Valéry Rasplus : Pouvez-vous nous donner quelques exemples de sociétés qui se sont inspirés de l'anarchisme pour le mettre en application et le développer ?

Daniel Colson : En prétendant substituer l’Etat à la bourgeoisie, le communisme d’inspiration marxiste a pu faire croire quelques temps à l’illusion d’un « socialisme » dit « réel » mais qui, dans la réalité justement, et comme véritable socialisme, n’est jamais parvenu à s’établir où que ce soit. Expression la plus émancipatrice du projet socialiste, l’anarchisme n’a donc jamais connu de réalisations conséquentes et durables, si ce n’est le « bref été de l’anarchie » dont parle Enzenberger à propos de la révolution espagnole ou encore les quelques mois des débuts de la révolution libertaire en Ukraine, avant que les violences et les contraintes de la guerre civile ne mettent un terme dans l’un et l’autre cas à tout espoir de voir naître une société libertaire. Le faible bilan des réalisations libertaires, dans un contexte qui souligne leur fragilité, ne constitue pas pour autant un désaveu ou la confirmation du caractère utopique du projet anarchiste. Étroitement lié par sa naissance et la courte durée de son histoire aux expériences des mouvements ouvriers, l’anarchisme déborde infiniment leur singularité et l’espoir un peu fou, pendant quelques décennies, de créer rapidement une société sans classes et sans domination. Parce qu’il touche tous les aspects des choses, au plus intime de ce qui les constitue, l’anarchisme n’ignore rien des difficultés que rencontre son projet. Mais c’est justement en raison de l’ampleur et des détails infinis de ses ambitions, au cœur même de la vie et des interactions les plus immédiates, que l’anarchisme peut à la fois associer étroitement l’avenir aux luttes et aux mouvements présents et rendre ainsi possible une transformation d’ensemble qui n’aurait plus le caractère improvisé des anciennes révolutions ouvrières.

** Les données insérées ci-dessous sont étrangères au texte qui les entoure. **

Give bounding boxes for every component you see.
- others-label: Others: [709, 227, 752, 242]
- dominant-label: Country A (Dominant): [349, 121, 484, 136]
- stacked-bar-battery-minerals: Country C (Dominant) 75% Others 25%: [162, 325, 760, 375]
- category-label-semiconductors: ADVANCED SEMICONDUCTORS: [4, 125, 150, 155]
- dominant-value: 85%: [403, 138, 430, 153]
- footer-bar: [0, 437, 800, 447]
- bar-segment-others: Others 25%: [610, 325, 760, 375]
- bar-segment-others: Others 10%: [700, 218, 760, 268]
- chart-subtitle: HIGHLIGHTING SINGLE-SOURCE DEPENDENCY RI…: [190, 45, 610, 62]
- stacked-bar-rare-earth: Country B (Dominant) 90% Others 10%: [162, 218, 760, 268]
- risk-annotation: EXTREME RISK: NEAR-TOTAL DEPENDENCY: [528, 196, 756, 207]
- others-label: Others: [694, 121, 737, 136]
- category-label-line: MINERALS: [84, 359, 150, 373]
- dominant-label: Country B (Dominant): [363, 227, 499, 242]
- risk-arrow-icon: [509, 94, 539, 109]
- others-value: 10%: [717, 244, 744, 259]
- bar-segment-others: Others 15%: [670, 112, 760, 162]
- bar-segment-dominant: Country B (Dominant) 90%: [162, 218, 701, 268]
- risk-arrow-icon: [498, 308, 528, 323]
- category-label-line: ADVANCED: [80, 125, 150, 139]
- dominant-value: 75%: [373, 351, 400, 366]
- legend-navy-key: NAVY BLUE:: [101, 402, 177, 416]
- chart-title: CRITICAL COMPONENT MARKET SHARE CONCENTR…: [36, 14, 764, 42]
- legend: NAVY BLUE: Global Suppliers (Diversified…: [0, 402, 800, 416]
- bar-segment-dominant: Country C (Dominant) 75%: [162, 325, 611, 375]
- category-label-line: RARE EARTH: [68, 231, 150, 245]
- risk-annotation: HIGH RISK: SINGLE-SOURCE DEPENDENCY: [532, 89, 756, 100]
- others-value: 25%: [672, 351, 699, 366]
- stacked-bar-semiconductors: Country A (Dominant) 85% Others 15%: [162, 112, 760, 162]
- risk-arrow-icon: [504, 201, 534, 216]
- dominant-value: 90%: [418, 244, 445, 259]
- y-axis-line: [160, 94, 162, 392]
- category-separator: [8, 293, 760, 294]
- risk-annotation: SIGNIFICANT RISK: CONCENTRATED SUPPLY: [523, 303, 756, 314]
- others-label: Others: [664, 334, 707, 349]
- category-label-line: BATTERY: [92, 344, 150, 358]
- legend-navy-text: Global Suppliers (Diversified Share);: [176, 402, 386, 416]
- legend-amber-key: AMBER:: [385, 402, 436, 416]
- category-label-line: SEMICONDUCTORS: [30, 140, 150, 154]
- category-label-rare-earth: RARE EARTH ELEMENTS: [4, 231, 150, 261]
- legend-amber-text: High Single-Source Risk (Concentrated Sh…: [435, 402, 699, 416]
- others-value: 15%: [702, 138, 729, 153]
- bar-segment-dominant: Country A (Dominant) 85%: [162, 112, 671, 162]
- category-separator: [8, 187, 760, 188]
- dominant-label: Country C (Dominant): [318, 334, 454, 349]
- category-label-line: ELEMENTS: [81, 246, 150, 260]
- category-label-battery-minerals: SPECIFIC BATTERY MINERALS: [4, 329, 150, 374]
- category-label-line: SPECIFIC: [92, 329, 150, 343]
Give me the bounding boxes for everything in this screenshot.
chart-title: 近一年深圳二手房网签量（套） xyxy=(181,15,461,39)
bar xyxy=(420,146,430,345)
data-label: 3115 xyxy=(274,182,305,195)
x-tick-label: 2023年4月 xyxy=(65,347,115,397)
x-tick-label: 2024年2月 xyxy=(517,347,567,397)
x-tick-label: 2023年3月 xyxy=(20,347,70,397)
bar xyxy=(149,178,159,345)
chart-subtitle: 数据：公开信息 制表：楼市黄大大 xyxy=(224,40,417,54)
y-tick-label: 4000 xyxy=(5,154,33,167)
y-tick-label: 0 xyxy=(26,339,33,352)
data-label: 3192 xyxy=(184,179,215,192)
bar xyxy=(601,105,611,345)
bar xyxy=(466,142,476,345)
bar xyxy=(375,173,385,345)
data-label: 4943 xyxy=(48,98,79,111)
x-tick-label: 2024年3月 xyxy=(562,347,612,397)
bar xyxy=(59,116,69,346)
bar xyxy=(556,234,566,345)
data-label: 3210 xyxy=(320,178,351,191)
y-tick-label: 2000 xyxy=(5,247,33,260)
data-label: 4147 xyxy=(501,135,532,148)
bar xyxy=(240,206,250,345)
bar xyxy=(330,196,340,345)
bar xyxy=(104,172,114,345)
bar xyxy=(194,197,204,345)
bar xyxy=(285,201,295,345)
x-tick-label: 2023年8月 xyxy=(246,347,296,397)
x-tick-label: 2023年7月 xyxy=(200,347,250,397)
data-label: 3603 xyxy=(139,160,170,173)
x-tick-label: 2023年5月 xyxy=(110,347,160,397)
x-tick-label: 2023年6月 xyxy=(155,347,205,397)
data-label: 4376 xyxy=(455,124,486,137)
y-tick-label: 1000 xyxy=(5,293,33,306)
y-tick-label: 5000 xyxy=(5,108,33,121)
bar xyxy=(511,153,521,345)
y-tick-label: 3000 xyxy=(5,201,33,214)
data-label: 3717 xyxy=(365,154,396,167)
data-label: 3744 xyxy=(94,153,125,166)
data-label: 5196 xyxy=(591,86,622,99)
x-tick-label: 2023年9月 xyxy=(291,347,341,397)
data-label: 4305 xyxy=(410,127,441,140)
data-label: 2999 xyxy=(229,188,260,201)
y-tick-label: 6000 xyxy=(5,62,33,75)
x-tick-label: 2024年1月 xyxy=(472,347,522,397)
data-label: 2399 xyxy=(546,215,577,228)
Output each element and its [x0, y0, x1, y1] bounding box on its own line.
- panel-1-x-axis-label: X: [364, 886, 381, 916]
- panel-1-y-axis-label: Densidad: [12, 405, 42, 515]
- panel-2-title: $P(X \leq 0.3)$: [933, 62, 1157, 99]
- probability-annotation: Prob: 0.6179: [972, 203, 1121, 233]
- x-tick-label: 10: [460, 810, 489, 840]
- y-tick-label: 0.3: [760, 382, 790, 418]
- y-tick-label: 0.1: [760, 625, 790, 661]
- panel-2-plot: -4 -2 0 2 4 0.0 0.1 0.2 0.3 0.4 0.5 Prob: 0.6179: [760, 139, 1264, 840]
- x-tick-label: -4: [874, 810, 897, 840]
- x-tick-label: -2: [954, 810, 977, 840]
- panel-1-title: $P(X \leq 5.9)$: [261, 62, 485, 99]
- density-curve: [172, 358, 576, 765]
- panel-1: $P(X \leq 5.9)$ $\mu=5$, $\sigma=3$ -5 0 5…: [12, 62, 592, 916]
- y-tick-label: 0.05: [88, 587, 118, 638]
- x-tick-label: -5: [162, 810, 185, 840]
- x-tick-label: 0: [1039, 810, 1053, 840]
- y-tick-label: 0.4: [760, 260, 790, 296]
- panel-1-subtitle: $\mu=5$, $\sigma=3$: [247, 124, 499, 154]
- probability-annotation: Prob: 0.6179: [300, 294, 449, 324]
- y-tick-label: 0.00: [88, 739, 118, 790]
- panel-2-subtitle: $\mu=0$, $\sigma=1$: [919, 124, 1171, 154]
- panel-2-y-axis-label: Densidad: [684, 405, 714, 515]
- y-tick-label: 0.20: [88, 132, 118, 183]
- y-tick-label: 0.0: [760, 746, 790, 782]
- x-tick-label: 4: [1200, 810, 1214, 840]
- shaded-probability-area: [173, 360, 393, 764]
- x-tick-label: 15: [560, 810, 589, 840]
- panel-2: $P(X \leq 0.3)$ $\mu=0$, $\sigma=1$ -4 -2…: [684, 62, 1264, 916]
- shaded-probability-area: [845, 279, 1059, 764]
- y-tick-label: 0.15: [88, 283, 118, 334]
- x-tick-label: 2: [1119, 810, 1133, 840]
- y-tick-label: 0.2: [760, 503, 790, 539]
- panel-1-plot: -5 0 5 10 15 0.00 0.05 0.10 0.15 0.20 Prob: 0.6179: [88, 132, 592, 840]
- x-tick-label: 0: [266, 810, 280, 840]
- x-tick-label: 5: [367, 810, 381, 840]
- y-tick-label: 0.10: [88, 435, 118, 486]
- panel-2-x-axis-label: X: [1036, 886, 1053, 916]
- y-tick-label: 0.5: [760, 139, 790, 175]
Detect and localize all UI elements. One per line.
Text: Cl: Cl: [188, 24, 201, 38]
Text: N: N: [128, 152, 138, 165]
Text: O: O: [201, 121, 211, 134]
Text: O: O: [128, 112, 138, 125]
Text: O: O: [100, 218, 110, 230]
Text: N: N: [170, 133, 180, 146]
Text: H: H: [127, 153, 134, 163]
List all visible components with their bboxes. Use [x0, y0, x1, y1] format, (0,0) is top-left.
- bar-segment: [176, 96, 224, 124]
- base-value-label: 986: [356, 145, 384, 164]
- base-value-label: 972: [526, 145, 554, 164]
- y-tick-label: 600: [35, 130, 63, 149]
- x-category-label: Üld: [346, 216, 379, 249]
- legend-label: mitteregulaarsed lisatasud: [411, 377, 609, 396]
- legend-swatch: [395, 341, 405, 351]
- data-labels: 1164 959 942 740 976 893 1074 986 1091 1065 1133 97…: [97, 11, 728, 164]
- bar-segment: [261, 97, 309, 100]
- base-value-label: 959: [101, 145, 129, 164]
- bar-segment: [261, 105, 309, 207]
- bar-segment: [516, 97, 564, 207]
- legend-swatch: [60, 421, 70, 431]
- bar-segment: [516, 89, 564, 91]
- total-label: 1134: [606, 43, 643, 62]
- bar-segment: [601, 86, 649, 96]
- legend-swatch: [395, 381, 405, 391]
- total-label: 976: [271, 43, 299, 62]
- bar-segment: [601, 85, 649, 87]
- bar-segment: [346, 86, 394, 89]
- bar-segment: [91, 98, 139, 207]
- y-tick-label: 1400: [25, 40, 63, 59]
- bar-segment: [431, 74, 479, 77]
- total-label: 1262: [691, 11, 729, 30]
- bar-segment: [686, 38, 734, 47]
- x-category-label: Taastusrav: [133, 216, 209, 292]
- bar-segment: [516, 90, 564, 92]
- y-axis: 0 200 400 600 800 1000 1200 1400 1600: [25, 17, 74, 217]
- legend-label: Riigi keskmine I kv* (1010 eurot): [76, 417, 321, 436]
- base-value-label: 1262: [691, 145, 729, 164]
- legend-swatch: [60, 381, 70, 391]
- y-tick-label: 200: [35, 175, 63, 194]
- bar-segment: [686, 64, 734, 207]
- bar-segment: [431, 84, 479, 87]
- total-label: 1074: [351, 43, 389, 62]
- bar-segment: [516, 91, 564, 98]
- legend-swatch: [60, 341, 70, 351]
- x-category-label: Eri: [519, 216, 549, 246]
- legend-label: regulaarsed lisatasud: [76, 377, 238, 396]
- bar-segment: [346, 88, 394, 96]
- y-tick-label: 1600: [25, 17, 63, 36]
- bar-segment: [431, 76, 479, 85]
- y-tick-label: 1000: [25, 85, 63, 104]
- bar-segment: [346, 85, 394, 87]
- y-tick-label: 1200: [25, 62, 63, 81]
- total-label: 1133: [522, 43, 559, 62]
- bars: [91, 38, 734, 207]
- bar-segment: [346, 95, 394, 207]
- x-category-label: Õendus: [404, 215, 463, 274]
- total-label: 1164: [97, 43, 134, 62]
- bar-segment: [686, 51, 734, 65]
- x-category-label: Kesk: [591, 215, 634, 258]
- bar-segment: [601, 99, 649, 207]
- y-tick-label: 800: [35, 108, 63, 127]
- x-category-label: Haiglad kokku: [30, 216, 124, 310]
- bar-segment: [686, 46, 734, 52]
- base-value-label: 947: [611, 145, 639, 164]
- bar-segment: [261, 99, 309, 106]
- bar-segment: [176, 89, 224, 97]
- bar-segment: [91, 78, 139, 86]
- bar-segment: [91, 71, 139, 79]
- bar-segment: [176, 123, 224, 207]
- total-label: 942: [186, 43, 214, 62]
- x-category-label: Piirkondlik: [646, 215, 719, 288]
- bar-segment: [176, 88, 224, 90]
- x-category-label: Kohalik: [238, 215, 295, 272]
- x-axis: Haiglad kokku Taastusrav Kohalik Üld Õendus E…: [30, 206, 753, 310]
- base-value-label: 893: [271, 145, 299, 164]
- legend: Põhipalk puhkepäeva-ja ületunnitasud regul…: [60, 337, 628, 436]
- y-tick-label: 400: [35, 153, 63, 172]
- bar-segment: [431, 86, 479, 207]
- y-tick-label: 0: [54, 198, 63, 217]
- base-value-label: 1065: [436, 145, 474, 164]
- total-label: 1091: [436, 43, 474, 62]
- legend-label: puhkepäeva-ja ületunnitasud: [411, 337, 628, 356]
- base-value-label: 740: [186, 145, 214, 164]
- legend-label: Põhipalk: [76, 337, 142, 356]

En d’autres termes, l’anarchisme n’est pas une utopie politique et idéaliste dont la réalisation dépendrait d’une capacité non moins utopique (et catastrophique dans ses effets) à soumettre le monde et la réalité à ses idées et ses programmes. L’anarchisme est au contraire une conception éminemment réaliste du monde, comme l’exprime le concept d’anarchie et l’idée que ce qui est, bien loin d’obéir à un ordre divin ou raisonnable (la providence, le sens de l’histoire, la raison), est d’abord un chaos (l’anarchie) sans autre raison d’être que l’affrontement aveugle d’une multitude infinie de forces et d’entités se détruisant sans cesse dans un combat sans fin. C’est à partir de cette évaluation réaliste du monde et de sa nature anarchique, que le projet libertaire se propose par ses pratiques et ses logiques d’association, de transformer le chaos en ce que Proudhon appelle « l’anarchie positive » : la libre association de forces libres apprenant par leurs pratiques et le sens (pratique) qui les accompagne à construire des agencements communs et une raison commune capables de produire le maximum de puissances ou de vie et donc de libertés.

A travers des difficultés et des contradictions innombrables, y compris dans des contextes de violence particulièrement contraires à toute perspective libertaire, l’anarchisme, ouvrier, avec ses multiples expériences de par le monde, fournit de nombreux exemples non de « sociétés » anarchistes, mais de déploiement de logiques et de pratiques libertaires suffisamment larges, durables et radicales pour donner une idée de ce que l’anarchisme peut espérer produire dans l’avenir. A ces vastes mouvements du passé répondent, dans un tout autre contexte, des mouvements et des pratiques liés au renouveau actuel de l’anarchisme qui malgré leur caractère minoritaire, laissent également deviner par leur richesse et leur originalité de fonctionnement, ce pourquoi il vaut la peine de militer et de lutter.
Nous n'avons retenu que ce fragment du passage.